Happy 45th Birthday, AMSAT-OSCAR 7! The world’s longest-lived satellite, AO-7, turned 45 years old this month. It was launched on November 15, 1974, from Vandenberg Air Force Base in California. After nearly 7 years of service, AO-7 was thought to have reached the end of its life in June 1981 due to battery failure, and a premature obituary appeared in the AMSAT Satellite Report. In an interesting footnote, although AO-7 was thought to be nonfunctional after 1981, it’s been reported that the Polish Solidarity movement used AO-7 to pass messages in 1982, while Poland was under martial law. Twenty years later, on June 21, 2002, G3IOR reported hearing “an old-style CW beacon” from an unknown OSCAR near 145.970 MHz. It didn’t take long to identify the satellite as AO-7, which remains operational and well-used while it’s in sunlight. To celebrate AO-7’s 45th birthday, AMSAT plans to auction a set of gold-plated AO-7 cufflinks and a 50th Anniversary AMSAT lab coat (size 42R). The auctions are now live on eBay and will conclude shortly after 0200 UTC on November 26, 2019. AMSAT reports that 100% of the proceeds will go toward Keeping Amateur Radio in Space. — Thanks to AMSAT News Service
ARRL Self-Guided Emergency Communication Course EC-001-S is Now Available On Demand ARRL’s EC-001-S online “Introduction to Emergency Communication” course is now available to students in an on-demand format, allowing students to register for the course and begin work at any time.

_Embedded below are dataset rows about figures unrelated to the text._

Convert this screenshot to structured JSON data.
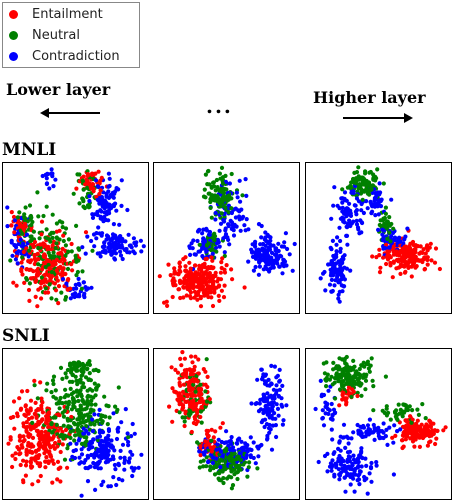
{
  "legend": {
    "items": [
      {
        "label": "Entailment",
        "color": "#ff0000"
      },
      {
        "label": "Neutral",
        "color": "#008000"
      },
      {
        "label": "Contradiction",
        "color": "#0000ff"
      }
    ]
  },
  "labels": {
    "lower_layer": "Lower layer",
    "ellipsis": "...",
    "higher_layer": "Higher layer"
  },
  "rows": [
    {
      "title": "MNLI"
    },
    {
      "title": "SNLI"
    }
  ],
  "chart_data": {
    "type": "scatter",
    "title": "",
    "series": [
      {
        "name": "Entailment",
        "color": "#ff0000"
      },
      {
        "name": "Neutral",
        "color": "#008000"
      },
      {
        "name": "Contradiction",
        "color": "#0000ff"
      }
    ],
    "grid": false,
    "legend_position": "top-left",
    "panels": [
      {
        "row": "MNLI",
        "layer": "lower",
        "clusters": [
          {
            "s": 0,
            "cx": 0.3,
            "cy": 0.68,
            "rx": 0.2,
            "ry": 0.22,
            "n": 200
          },
          {
            "s": 1,
            "cx": 0.34,
            "cy": 0.62,
            "rx": 0.2,
            "ry": 0.25,
            "n": 120
          },
          {
            "s": 0,
            "cx": 0.12,
            "cy": 0.42,
            "rx": 0.06,
            "ry": 0.1,
            "n": 40
          },
          {
            "s": 1,
            "cx": 0.15,
            "cy": 0.4,
            "rx": 0.08,
            "ry": 0.14,
            "n": 40
          },
          {
            "s": 2,
            "cx": 0.12,
            "cy": 0.5,
            "rx": 0.08,
            "ry": 0.16,
            "n": 50
          },
          {
            "s": 0,
            "cx": 0.62,
            "cy": 0.13,
            "rx": 0.08,
            "ry": 0.08,
            "n": 45
          },
          {
            "s": 1,
            "cx": 0.58,
            "cy": 0.2,
            "rx": 0.08,
            "ry": 0.12,
            "n": 35
          },
          {
            "s": 2,
            "cx": 0.7,
            "cy": 0.25,
            "rx": 0.1,
            "ry": 0.16,
            "n": 80
          },
          {
            "s": 2,
            "cx": 0.78,
            "cy": 0.55,
            "rx": 0.16,
            "ry": 0.1,
            "n": 110
          },
          {
            "s": 2,
            "cx": 0.5,
            "cy": 0.85,
            "rx": 0.12,
            "ry": 0.08,
            "n": 30
          },
          {
            "s": 2,
            "cx": 0.3,
            "cy": 0.1,
            "rx": 0.06,
            "ry": 0.06,
            "n": 15
          }
        ]
      },
      {
        "row": "MNLI",
        "layer": "middle",
        "clusters": [
          {
            "s": 0,
            "cx": 0.3,
            "cy": 0.78,
            "rx": 0.2,
            "ry": 0.14,
            "n": 230
          },
          {
            "s": 1,
            "cx": 0.46,
            "cy": 0.22,
            "rx": 0.09,
            "ry": 0.14,
            "n": 110
          },
          {
            "s": 2,
            "cx": 0.52,
            "cy": 0.35,
            "rx": 0.12,
            "ry": 0.2,
            "n": 80
          },
          {
            "s": 2,
            "cx": 0.78,
            "cy": 0.6,
            "rx": 0.14,
            "ry": 0.12,
            "n": 140
          },
          {
            "s": 2,
            "cx": 0.35,
            "cy": 0.55,
            "rx": 0.12,
            "ry": 0.1,
            "n": 60
          },
          {
            "s": 1,
            "cx": 0.4,
            "cy": 0.55,
            "rx": 0.08,
            "ry": 0.08,
            "n": 35
          }
        ]
      },
      {
        "row": "MNLI",
        "layer": "higher",
        "clusters": [
          {
            "s": 0,
            "cx": 0.7,
            "cy": 0.62,
            "rx": 0.18,
            "ry": 0.1,
            "n": 180
          },
          {
            "s": 1,
            "cx": 0.4,
            "cy": 0.14,
            "rx": 0.1,
            "ry": 0.08,
            "n": 90
          },
          {
            "s": 1,
            "cx": 0.55,
            "cy": 0.42,
            "rx": 0.05,
            "ry": 0.1,
            "n": 40
          },
          {
            "s": 2,
            "cx": 0.3,
            "cy": 0.32,
            "rx": 0.1,
            "ry": 0.16,
            "n": 80
          },
          {
            "s": 2,
            "cx": 0.22,
            "cy": 0.7,
            "rx": 0.08,
            "ry": 0.18,
            "n": 90
          },
          {
            "s": 2,
            "cx": 0.48,
            "cy": 0.24,
            "rx": 0.06,
            "ry": 0.12,
            "n": 40
          },
          {
            "s": 2,
            "cx": 0.58,
            "cy": 0.52,
            "rx": 0.1,
            "ry": 0.08,
            "n": 50
          }
        ]
      },
      {
        "row": "SNLI",
        "layer": "lower",
        "clusters": [
          {
            "s": 0,
            "cx": 0.25,
            "cy": 0.58,
            "rx": 0.2,
            "ry": 0.25,
            "n": 260
          },
          {
            "s": 1,
            "cx": 0.5,
            "cy": 0.42,
            "rx": 0.22,
            "ry": 0.28,
            "n": 230
          },
          {
            "s": 2,
            "cx": 0.7,
            "cy": 0.68,
            "rx": 0.2,
            "ry": 0.2,
            "n": 180
          },
          {
            "s": 1,
            "cx": 0.52,
            "cy": 0.12,
            "rx": 0.1,
            "ry": 0.06,
            "n": 40
          }
        ]
      },
      {
        "row": "SNLI",
        "layer": "middle",
        "clusters": [
          {
            "s": 0,
            "cx": 0.25,
            "cy": 0.3,
            "rx": 0.12,
            "ry": 0.22,
            "n": 180
          },
          {
            "s": 1,
            "cx": 0.28,
            "cy": 0.35,
            "rx": 0.1,
            "ry": 0.22,
            "n": 50
          },
          {
            "s": 1,
            "cx": 0.5,
            "cy": 0.76,
            "rx": 0.16,
            "ry": 0.12,
            "n": 130
          },
          {
            "s": 2,
            "cx": 0.8,
            "cy": 0.35,
            "rx": 0.1,
            "ry": 0.22,
            "n": 110
          },
          {
            "s": 2,
            "cx": 0.52,
            "cy": 0.68,
            "rx": 0.22,
            "ry": 0.1,
            "n": 110
          },
          {
            "s": 0,
            "cx": 0.4,
            "cy": 0.64,
            "rx": 0.08,
            "ry": 0.1,
            "n": 40
          }
        ]
      },
      {
        "row": "SNLI",
        "layer": "higher",
        "clusters": [
          {
            "s": 1,
            "cx": 0.3,
            "cy": 0.18,
            "rx": 0.16,
            "ry": 0.12,
            "n": 140
          },
          {
            "s": 1,
            "cx": 0.65,
            "cy": 0.42,
            "rx": 0.14,
            "ry": 0.06,
            "n": 40
          },
          {
            "s": 0,
            "cx": 0.78,
            "cy": 0.55,
            "rx": 0.14,
            "ry": 0.08,
            "n": 160
          },
          {
            "s": 0,
            "cx": 0.28,
            "cy": 0.3,
            "rx": 0.06,
            "ry": 0.1,
            "n": 30
          },
          {
            "s": 2,
            "cx": 0.45,
            "cy": 0.55,
            "rx": 0.22,
            "ry": 0.06,
            "n": 60
          },
          {
            "s": 2,
            "cx": 0.3,
            "cy": 0.78,
            "rx": 0.16,
            "ry": 0.14,
            "n": 120
          },
          {
            "s": 2,
            "cx": 0.15,
            "cy": 0.4,
            "rx": 0.06,
            "ry": 0.14,
            "n": 30
          }
        ]
      }
    ]
  }
}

This course is designed to provide basic knowledge and tools for any emergency communications volunteer. In response to the great course demand and to expand access to EC-001, ARRL developed a self-guided version of the course, EC-001-S, which launched in June. This version of the course is designed for those who prefer to work independently and who do not need guidance from an online mentor. EC-001-S was previously offered only during specific sessions along with the traditional mentored version. The course opened for general enrollment on November 6. Visit the ARRL Online Course Registration page for more information and to register.
Florida and Georgia Amateur Radio Volunteers Support the Spaghetti 100 Bicycle Ride Two dozen amateur radio volunteers from the Tallahassee Amateur Radio Society (TARS) in Florida and the Thomasville Amateur Radio Club (TARC) in Georgia provided communication support for the Capital City Cyclists’ 35th annual Spaghetti 100 Bicycle Ride on November 9. The Spaghetti 100 funds the Kids on Bikes program, which teaches hundreds of elementary schoolers how to ride a bicycle safely and helps to support the Trips for Kids chapter, which takes disadvantaged youth on bike rides on local trails. The hams used one of the TARS VHF repeaters to provide communication for safety and logistics, as well as for the medical and mechanical teams. Cell phone coverage is very sparse along the 100-mile route on back-country roads in northern Florida and southern Georgia. Communications Coordinator Stan Zawrotny, K4SBZ, said the importance of ham radio’s traditional role in filling communication gaps was brought home to him when the land line at the ride’s headquarters was out for several hours, leaving amateur radio as the only communication for some areas. “In addition to the thanks given by most of the bicyclists as they passed by, event sponsors expressed their appreciation for the work of the ham radio volunteers and were impressed with the capabilities of amateur radio,” Zawrotny said.